Jak potem zareaguje kiedy przeczyta taki werset:
                     "Oto zwyciężył Lew z pokolenia Judy, Odrośl Dawida."   Apokalipsa 5:5  BT
Do tego jeszcze dziewiętnasty rozdział tej księgi. Lęk, strach i przerażenie.

Chrystus Jezus jest odroślą Dawida? 
Chrystus dla którego wszystko powstało, w Apokalipsie jest zaledwie odroślą od jednego rodu?
Co jeszcze o Lwie:
                "Chodzić będą za Jehową. Zaryczy on jak lew, bo on sam zaryczy, a synowie przyjdą
                  z zachodu z drżeniem."                                                      Ozeasza 11:10  NW  1999
                "Pójdą za Jehową i On wyda ryk jak lew. a kiedy wyda ryk, Jego synowie przyjdą
                  z zachodu z drżeniem."                          Ozeasza 11:10 NW 2018 (zrewidowany)

Ten sam werset, z tego samego źródła dwadzieścia lat później. Widzimy to samo? Taki sam sens?

NW to przekład autoryzowany przez zarząd, "ciało kierownicze" Świadków Jehowy.
To wcale nie jest subtelna różnica. To świadoma zmiana. Dla mnie to potwierdzenie kierunku w
stronę "wybranego" narodu i "wybranego" rządu nad światem.(Apokalipsa)
Autorzy tego zrewidowanego przekładu NW to nie bibliści, to świadomi manipulatorzy. Pomijając,
że nie ma wśród nich "akademickich" biblistów, nie są zainteresowani naukami Chrystusa. Śpieszno
im zapewnie  dołączyć do rządu "w niebie" i z apokaliptyczną wersją Jezusa "wybić" miliardy
niewiernych Jehowie ludzi, nie Jego synów, nie Jego córki. Wg zarządu korporacji z Warwick,
Praźródło jest zainteresowane tylko Judą, synem Jakuba, reszta to odpady do kasacji, chyba, że
będą służyć temu "domowi".( Łukasza 1:32) Czyli będą służyć temu zarządowi, także kiedy on
zostanie przeniesiony do "nieba". 
Jedno tylko porównanie zrewidowanego przekładu, pokazuje okultystyczny charakter tych zmian.
Okultystyczny, bo tajny, niezauważalny przez ogół. Czy "zwyczajny" głosiciel może porozmawiać
z zarządem na ten temat? Jeśli ma wiedzę z zebrań tylko, wiedziałby o co zapytać?
To tak jakby wejść do magazynu pełnego różnych towarów, a nie wiedzieć czego się szuka.
To tak jakby otworzyć Biblię i nie wiedzieć co chce się zrozumieć. Metoda bogów, to manipulowanie naszym umysłem za pomocą ziemskich, okultystycznych przedstawicieli.
Aby oczarowanym ludziom się nie mylili, każdy ma swoje imię.
Jeśli ktoś jest oczarowany, musi się w końcu rozczarować. To początek drogi.

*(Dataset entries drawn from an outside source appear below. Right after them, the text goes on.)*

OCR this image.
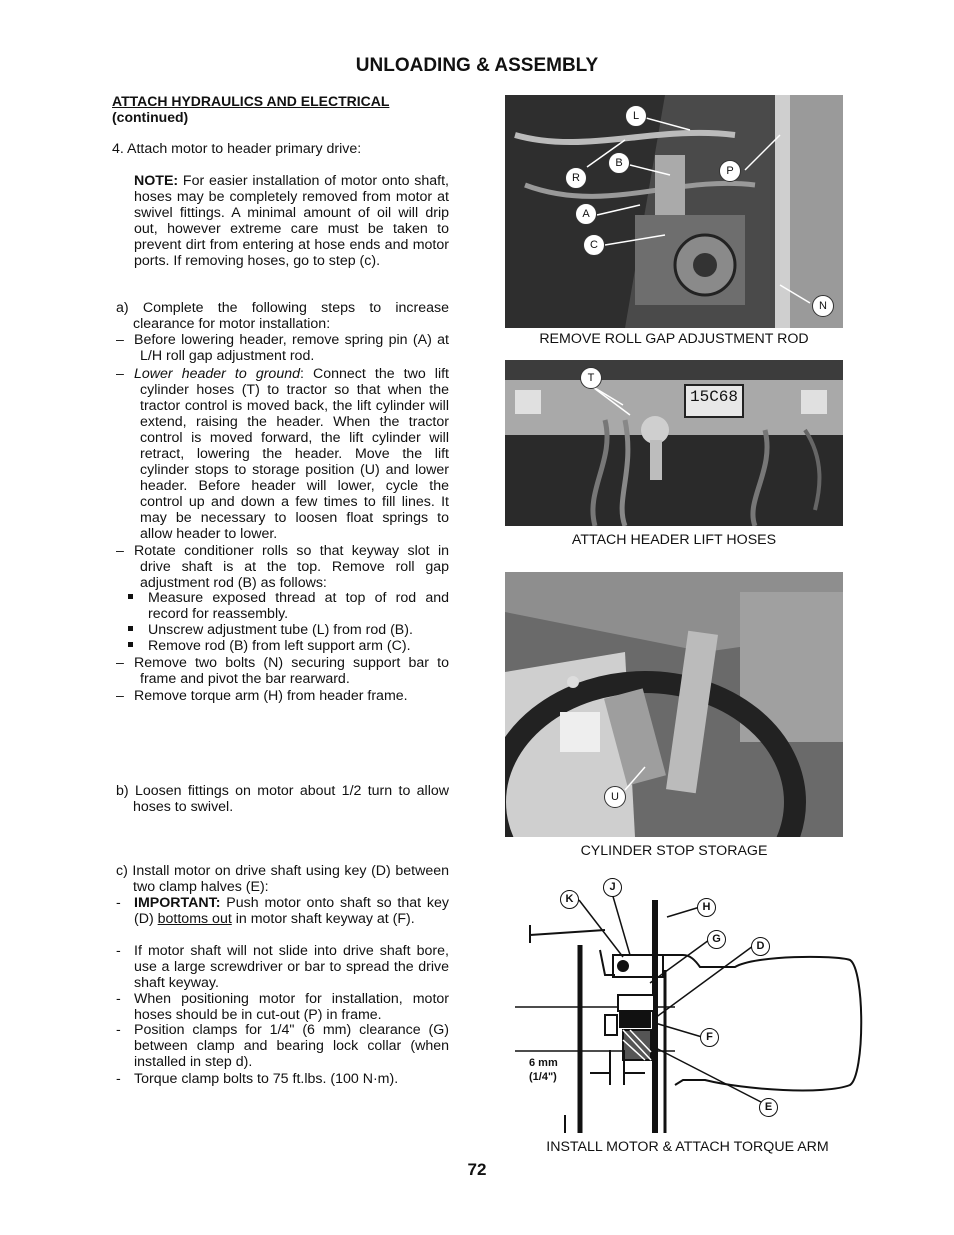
UNLOADING & ASSEMBLY
ATTACH HYDRAULICS AND ELECTRICAL
(continued)
4. Attach motor to header primary drive:
NOTE: For easier installation of motor onto shaft, hoses may be completely removed from motor at swivel fittings. A minimal amount of oil will drip out, however extreme care must be taken to prevent dirt from entering at hose ends and motor ports. If removing hoses, go to step (c).
a) Complete the following steps to increase clearance for motor installation:
– Before lowering header, remove spring pin (A) at L/H roll gap adjustment rod.
– Lower header to ground: Connect the two lift cylinder hoses (T) to tractor so that when the tractor control is moved back, the lift cylinder will extend, raising the header. When the tractor control is moved forward, the lift cylinder will retract, lowering the header. Move the lift cylinder stops to storage position (U) and lower header. Before header will lower, cycle the control up and down a few times to fill lines. It may be necessary to loosen float springs to allow header to lower.
– Rotate conditioner rolls so that keyway slot in drive shaft is at the top. Remove roll gap adjustment rod (B) as follows:
Measure exposed thread at top of rod and record for reassembly.
Unscrew adjustment tube (L) from rod (B).
Remove rod (B) from left support arm (C).
– Remove two bolts (N) securing support bar to frame and pivot the bar rearward.
– Remove torque arm (H) from header frame.
b) Loosen fittings on motor about 1/2 turn to allow hoses to swivel.
c) Install motor on drive shaft using key (D) between two clamp halves (E):
- IMPORTANT: Push motor onto shaft so that key (D) bottoms out in motor shaft keyway at (F).
- If motor shaft will not slide into drive shaft bore, use a large screwdriver or bar to spread the drive shaft keyway.
- When positioning motor for installation, motor hoses should be in cut-out (P) in frame.
- Position clamps for 1/4" (6 mm) clearance (G) between clamp and bearing lock collar (when installed in step d).
- Torque clamp bolts to 75 ft.lbs. (100 N·m).
L
B
R
P
A
C
N
REMOVE ROLL GAP ADJUSTMENT ROD
15C68
T
ATTACH HEADER LIFT HOSES
U
CYLINDER STOP STORAGE
K
J
H
G
D
F
E
6 mm
(1/4")
INSTALL MOTOR & ATTACH TORQUE ARM
72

Odwrotu nie ma.

Ale jest nie mniej ważny powód powyższego cytatu. Powód, poniżej:

                "Miejcie trzeźwy umysł, bądźcie czujni. Wasz wróg, Diabeł, krąży jak ryczący lew, 
                  starając się kogoś pożreć."                           1Piotra 5:8  NW 2018

Pamiętamy kogo Jezus nazwał Diabłem? (Jana 8:44) Nie wiedział do kogo to mówi? Czyi słudzy
zabili Jezusa? Skąd mieli pomysł zabicia człowieka mówiącego Prawdę?
Że strach tak nawet myśleć. No właśnie, o strach i lęk chodzi.
                                           
Spróbujmy jeszcze tak.
                "Kto zaś będzie pił wodę, którą Ja mu dam, nie będzie pragnął na wieki, lecz woda,
                 którą Ja mu dam, stanie się w nim źródłem wody wytryskającej ku życiu wiecznemu."
                                                                                                                                   Jana 4:14  BT
Chrystus jest źródłem wiedzy, prawdy i życia wiecznego.
Świadomość Chrystusa w nas, ma się stać takim źródłem, naszego wiecznego życia.
A teraz wersja ST.
                  "Stanie się na końcu czasów, będzie ustanowiona góra domu Jahwe, utwierdzona
                   na wierzchu gór; a wystrzeli ponad pagórki. I popłyną do niej ludy. Pójdą liczne
                   narody i powiedzą; Chodźcie, wstąpmy na górę Jahwe, do domu Boga Jakuba,
                   niech nas nauczy dróg swoich, byśmy chodzili Jego ścieżkami. Bo z Syjonu wyjdzie
                   nauka i słowo Jahwe z Jeruzalem.                                                 Micheasza 4:1,2 BT

Widać tu wyraźnie dwa źródła wiedzy i nauki.
ST pokazuje boga "na zewnątrz", do którego muszą przyjść "nie jego" ludy, aby się uczyć.
Chrystus przez którego i dla którego istnieją wszystkie ludy, daje wszystkim pragnącym wodę życia.
Nauka Chrystusa jest wolna od lęku i strachu, od pragnienia zemsty.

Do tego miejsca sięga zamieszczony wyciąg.